Some examples of how the generative AIs might incorrectly interpret images poisoned by Nightshade include turning dogs into cats, cars into cows, hats into cakes, and handbags into toasters. It also works when prompting for different styles of art: cubism becomes anime, cartoons become impressionism, and concept art becomes abstract.
Nightshade is described as a prompt-specific poisoning attack in the researchers’ paper, recently published on arXiv. Rather than needing to poison millions of images, Nightshade can disrupt a Stable Diffusion prompt with around 50 samples, as the chart below shows.
Not only can the tool poison specific prompt terms like “dog,” but it can also “bleed through” to associated concepts such as “puppy,” “hound,” and “husky,” the researchers write. It even affects indirectly related images; poisoning “fantasy art,” for example, turns prompts for “a dragon,” “a castle in the Lord of the Rings,” and “a painting by Michael Whelan” into something different.

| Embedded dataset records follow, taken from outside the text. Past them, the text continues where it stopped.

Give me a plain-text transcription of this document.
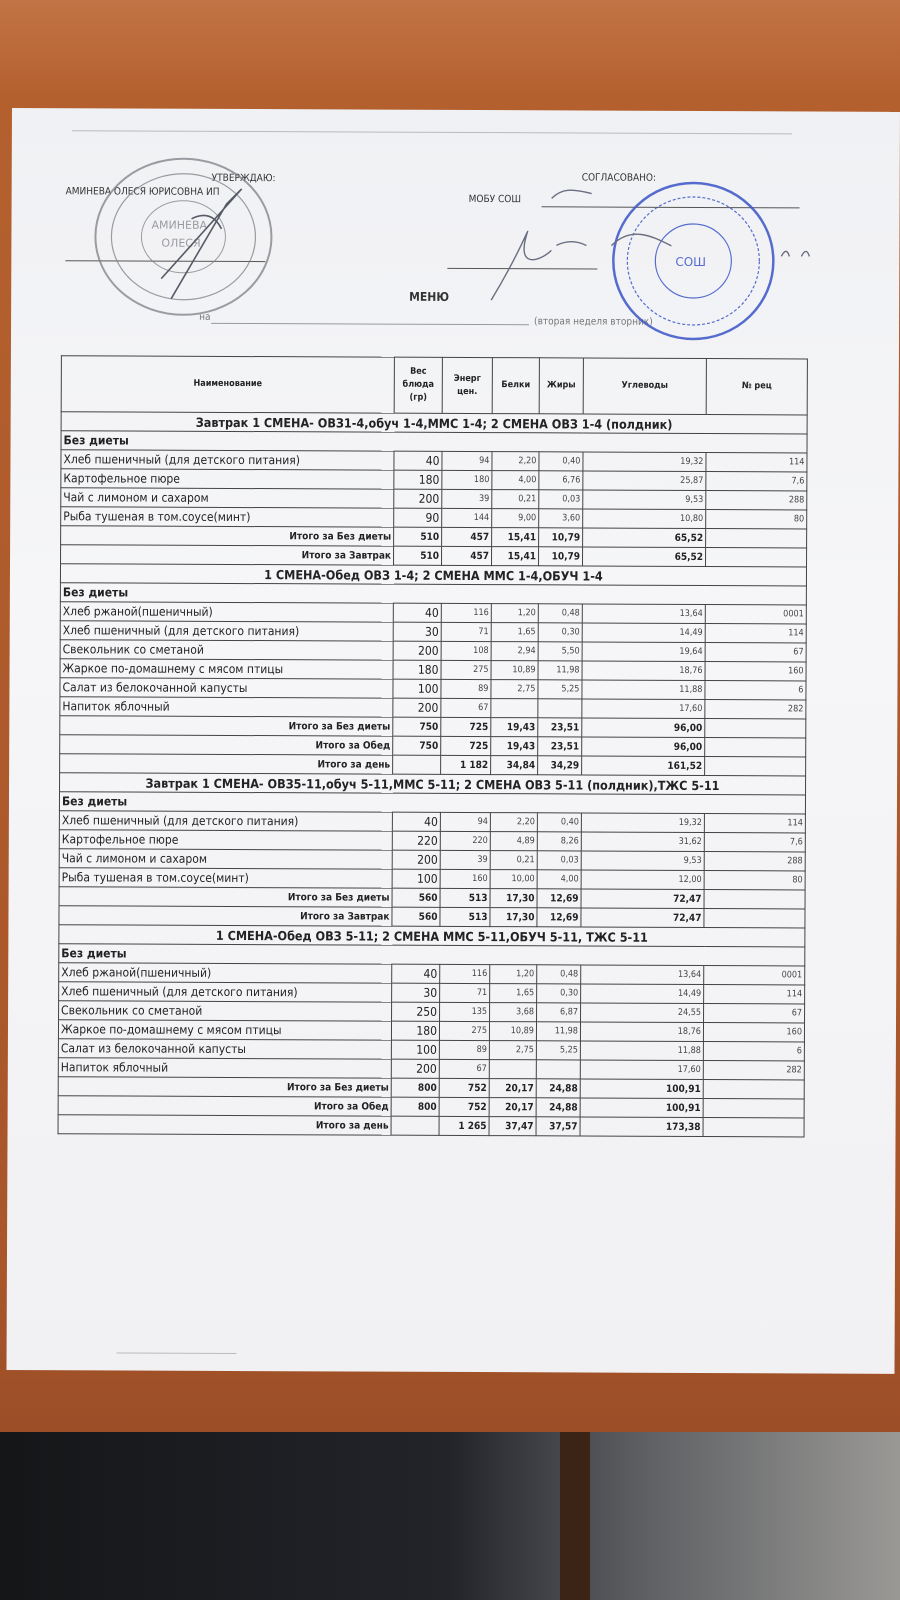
УТВЕРЖДАЮ:
АМИНЕВА ОЛЕСЯ ЮРИСОВНА ИП
СОГЛАСОВАНО:
МОБУ СОШ
МЕНЮ
на	(вторая неделя вторник)
Наименование	Вес блюда (гр)	Энерг цен.	Белки	Жиры	Углеводы	№ рец
Завтрак 1 СМЕНА- ОВЗ1-4,обуч 1-4,ММС 1-4; 2 СМЕНА ОВЗ 1-4 (полдник)						
Без диеты						
Хлеб пшеничный (для детского питания)	40	94	2,20	0,40	19,32	114
Картофельное пюре	180	180	4,00	6,76	25,87	7,6
Чай с лимоном и сахаром	200	39	0,21	0,03	9,53	288
Рыба тушеная в том.соусе(минт)	90	144	9,00	3,60	10,80	80
Итого за Без диеты	510	457	15,41	10,79	65,52	
Итого за Завтрак	510	457	15,41	10,79	65,52	
1 СМЕНА-Обед ОВЗ 1-4; 2 СМЕНА ММС 1-4,ОБУЧ 1-4						
Без диеты						
Хлеб ржаной(пшеничный)	40	116	1,20	0,48	13,64	0001
Хлеб пшеничный (для детского питания)	30	71	1,65	0,30	14,49	114
Свекольник со сметаной	200	108	2,94	5,50	19,64	67
Жаркое по-домашнему с мясом птицы	180	275	10,89	11,98	18,76	160
Салат из белокочанной капусты	100	89	2,75	5,25	11,88	6
Напиток яблочный	200	67			17,60	282
Итого за Без диеты	750	725	19,43	23,51	96,00	
Итого за Обед	750	725	19,43	23,51	96,00	
Итого за день		1 182	34,84	34,29	161,52	
Завтрак 1 СМЕНА- ОВЗ5-11,обуч 5-11,ММС 5-11; 2 СМЕНА ОВЗ 5-11 (полдник),ТЖС 5-11						
Без диеты						
Хлеб пшеничный (для детского питания)	40	94	2,20	0,40	19,32	114
Картофельное пюре	220	220	4,89	8,26	31,62	7,6
Чай с лимоном и сахаром	200	39	0,21	0,03	9,53	288
Рыба тушеная в том.соусе(минт)	100	160	10,00	4,00	12,00	80
Итого за Без диеты	560	513	17,30	12,69	72,47	
Итого за Завтрак	560	513	17,30	12,69	72,47	
1 СМЕНА-Обед ОВЗ 5-11; 2 СМЕНА ММС 5-11,ОБУЧ 5-11, ТЖС 5-11						
Без диеты						
Хлеб ржаной(пшеничный)	40	116	1,20	0,48	13,64	0001
Хлеб пшеничный (для детского питания)	30	71	1,65	0,30	14,49	114
Свекольник со сметаной	250	135	3,68	6,87	24,55	67
Жаркое по-домашнему с мясом птицы	180	275	10,89	11,98	18,76	160
Салат из белокочанной капусты	100	89	2,75	5,25	11,88	6
Напиток яблочный	200	67			17,60	282
Итого за Без диеты	800	752	20,17	24,88	100,91	
Итого за Обед	800	752	20,17	24,88	100,91	
Итого за день		1 265	37,47	37,57	173,38	
АМИНЕВА
ОЛЕСЯ
СОШ
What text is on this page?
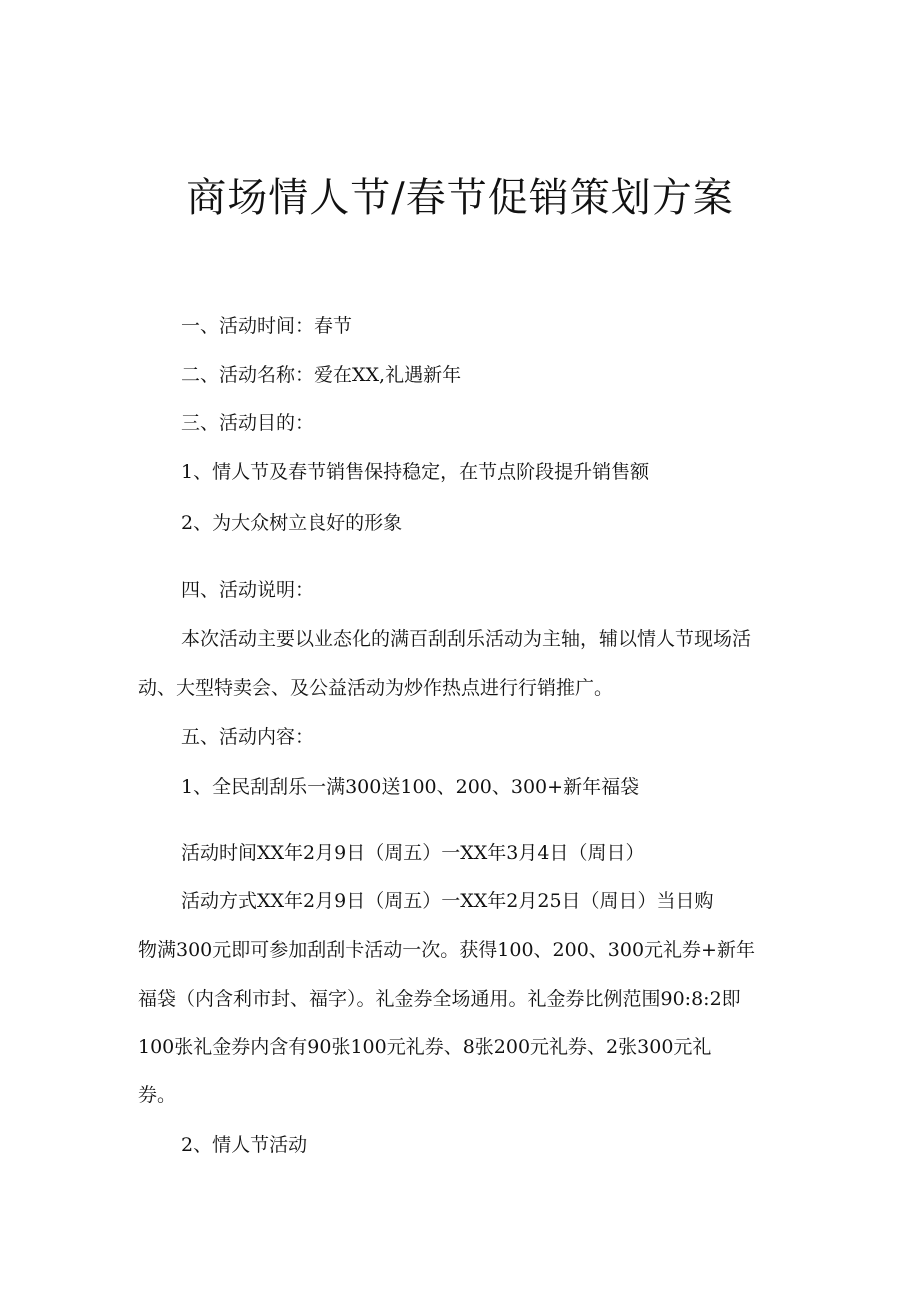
商场情人节/春节促销策划方案

一、活动时间：春节

二、活动名称：爱在XX,礼遇新年

三、活动目的：

1、情人节及春节销售保持稳定，在节点阶段提升销售额

2、为大众树立良好的形象

四、活动说明：

本次活动主要以业态化的满百刮刮乐活动为主轴，辅以情人节现场活

动、大型特卖会、及公益活动为炒作热点进行行销推广。

五、活动内容：

1、全民刮刮乐一满300送100、200、300+新年福袋

活动时间XX年2月9日（周五）一XX年3月4日（周日）

活动方式XX年2月9日（周五）一XX年2月25日（周日）当日购

物满300元即可参加刮刮卡活动一次。获得100、200、300元礼券+新年

福袋（内含利市封、福字）。礼金券全场通用。礼金券比例范围90:8:2即

100张礼金券内含有90张100元礼券、8张200元礼券、2张300元礼

券。

2、情人节活动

Ben Zhao, a professor at the University of Chicago who led the team that created Nightshade, says he hopes the tool will act as a deterrent against AI companies disrespecting artists’ copyright and intellectual property. He admits that there is the potential for malicious use, but inflicting real damage on larger, more powerful models would require attackers to poison thousands of images as these systems are trained on billions of data samples.
There are also defenses against this practice that generative AI model trainers could use, such as filtering high-loss data, frequency analysis, and other detection/removal methods, but Zhao said they aren’t very robust.
Some large AI companies give artists the option to opt out of their work being used in AI-training datasets, but it can be an arduous process that doesn’t address any work that might have already been scraped. Many believe artists should have the option to opt in rather than having to opt out.